Una respuesta a la España anticuada

El pasado lunes se publicó en este diario un texto firmado por un grupo de personalidades del país en el que se pide «una respuesta firme, un ejercicio de responsabilidad» ante la posible mutilación del ya bastante mutilado Estatut y del fracaso del pacto por la financiación. El texto analiza dos reacciones posibles: la aceptación resignada y la respuesta directa. La resignación queda rechazada en el propio documento como el inicio de la última etapa de una provincialización catastrófica, refugiada en la confortabilidad del victimismo. Se manifiesta, en cambio, la necesidad de una respuesta directa, oportuna, responsable, apoyada por las fuerzas políticas, los agentes económicos, sindicales, sociales y culturales y, naturalmente, por la participación democrática de toda la ciudadanía. Estoy seguro de que la mayoría de catalanes estamos de acuerdo y dispuestos a apoyar esta respuesta contundente.

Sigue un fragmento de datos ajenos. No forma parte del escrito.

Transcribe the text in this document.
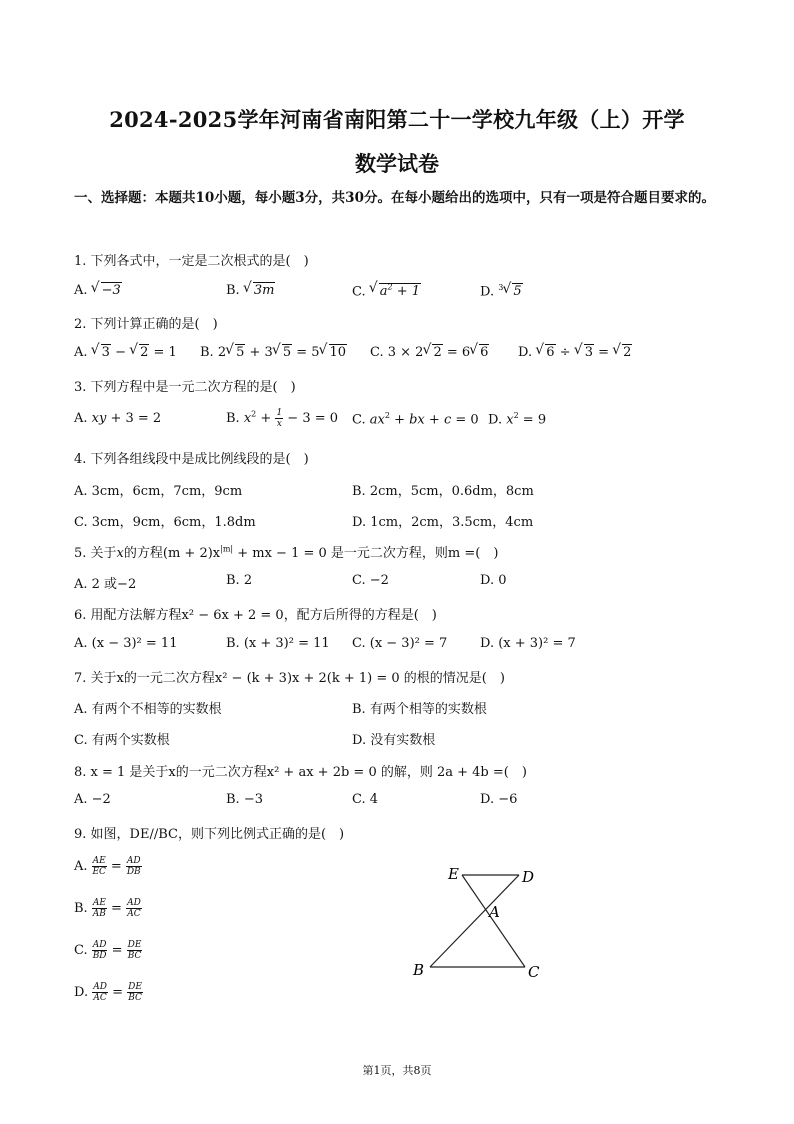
2024-2025学年河南省南阳第二十一学校九年级（上）开学
数学试卷
一、选择题：本题共10小题，每小题3分，共30分。在每小题给出的选项中，只有一项是符合题目要求的。
1. 下列各式中，一定是二次根式的是(　)
A. √ −3	B. √ 3m	C. √ $a^2 + 1$	D. $^3$ √ 5
2. 下列计算正确的是(　)
A. √ 3 − √ 2 = 1 B. 2 √ 5 + 3 √ 5 = 5 √ 10 C. 3 × 2 √ 2 = 6 √ 6 D. √ 6 ÷ √ 3 = √ 2
3. 下列方程中是一元二次方程的是(　)
A. xy + 3 = 2	B. $x^2 + \frac{1}{x} - 3 = 0$ C. $ax^2$ + bx + c = 0 D. $x^2 = 9$
4. 下列各组线段中是成比例线段的是(　)
A. 3cm，6cm，7cm，9cm	B. 2cm，5cm，0.6dm，8cm
C. 3cm，9cm，6cm，1.8dm	D. 1cm，2cm，3.5cm，4cm
5. 关于x的方程$(m + 2)x^{|m|}$ + mx − 1 = 0 是一元二次方程，则m =(　)
A. 2 或−2	B. 2	C. −2	D. 0
6. 用配方法解方程x² − 6x + 2 = 0，配方后所得的方程是(　)
A. (x − 3)² = 11	B. (x + 3)² = 11 C. (x − 3)² = 7	D. (x + 3)² = 7
7. 关于x的一元二次方程x² − (k + 3)x + 2(k + 1) = 0 的根的情况是(　)
A. 有两个不相等的实数根	B. 有两个相等的实数根
C. 有两个实数根	D. 没有实数根
8. x = 1 是关于x的一元二次方程x² + ax + 2b = 0 的解，则 2a + 4b =(　)
A. −2	B. −3	C. 4	D. −6
9. 如图，DE//BC，则下列比例式正确的是(　)
A. $\frac{AE}{EC} = \frac{AD}{DB}$
B. $\frac{AE}{AB} = \frac{AD}{AC}$
C. $\frac{AD}{BD} = \frac{DE}{BC}$
D. $\frac{AD}{AC} = \frac{DE}{BC}$
E	D
A
B	C
第1页，共8页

Pero de lo que no estoy tan seguro es de que, después de todo lo sucedido y lo que vemos que va a suceder, una buena parte de los catalanes estemos demasiado convencidos de la eficacia del método que el propio texto insinúa: la reconstrucción de un frente político, la activación de los instrumentos reformadores de la Constitución, la firmeza de todos en el diálogo para actuar conjuntamente en el Congreso, el Senado y el Parlament bajo el empuje firme del Govern de la Generalitat, «dejando de lado partidismos y tacticismos a corto plazo, con el espíritu unitario y asumiendo con coraje la representación de las aspiraciones colectivas». Es evidente que este es el camino, pero es menos evidente que sea, hoy por hoy, fácilmente practicable. Existen tres obstáculos importantes que se entrelazan de forma muy directa. Primero: la dificultad comprobada, día a día, para lograr la reconstrucción de un frente político unitario dada la incapacidad incorregible de todos los partidos de gobierno y oposición. Segundo: el desencanto de la ciudadanía frente a esta dificultad y ante la inutilidad, hasta ahora, de los esfuerzos de diálogo bajo la incomprensión sistemática y sectaria de los sucesivos gobiernosrespañoles. Tercera: esta misma incomprensión monolítica que inutiliza el diálogo y que ha anulado las posibilidades de fraternidad y ha borrado todos los intentos federales y plurinacionales. Los políticos catalanes no están por la labor y los ciudadanos se refugian en la abstención, carentes de testimonios operativos y de ideales prometedores, sin poder precisar con entusiasmo aquellas aspiraciones colectivas, maltrechos por el menosprecio y la ignorancia de los españoles. En estas circunstancias no existe diálogo posible porque no hay ni destinatario ni remitente. Ni el tema es lo bastante vivo ni genera suficiente entusiasmo para la ciudadanía activa con escasa conciencia de su relevancia en la estructura democrática del Estado.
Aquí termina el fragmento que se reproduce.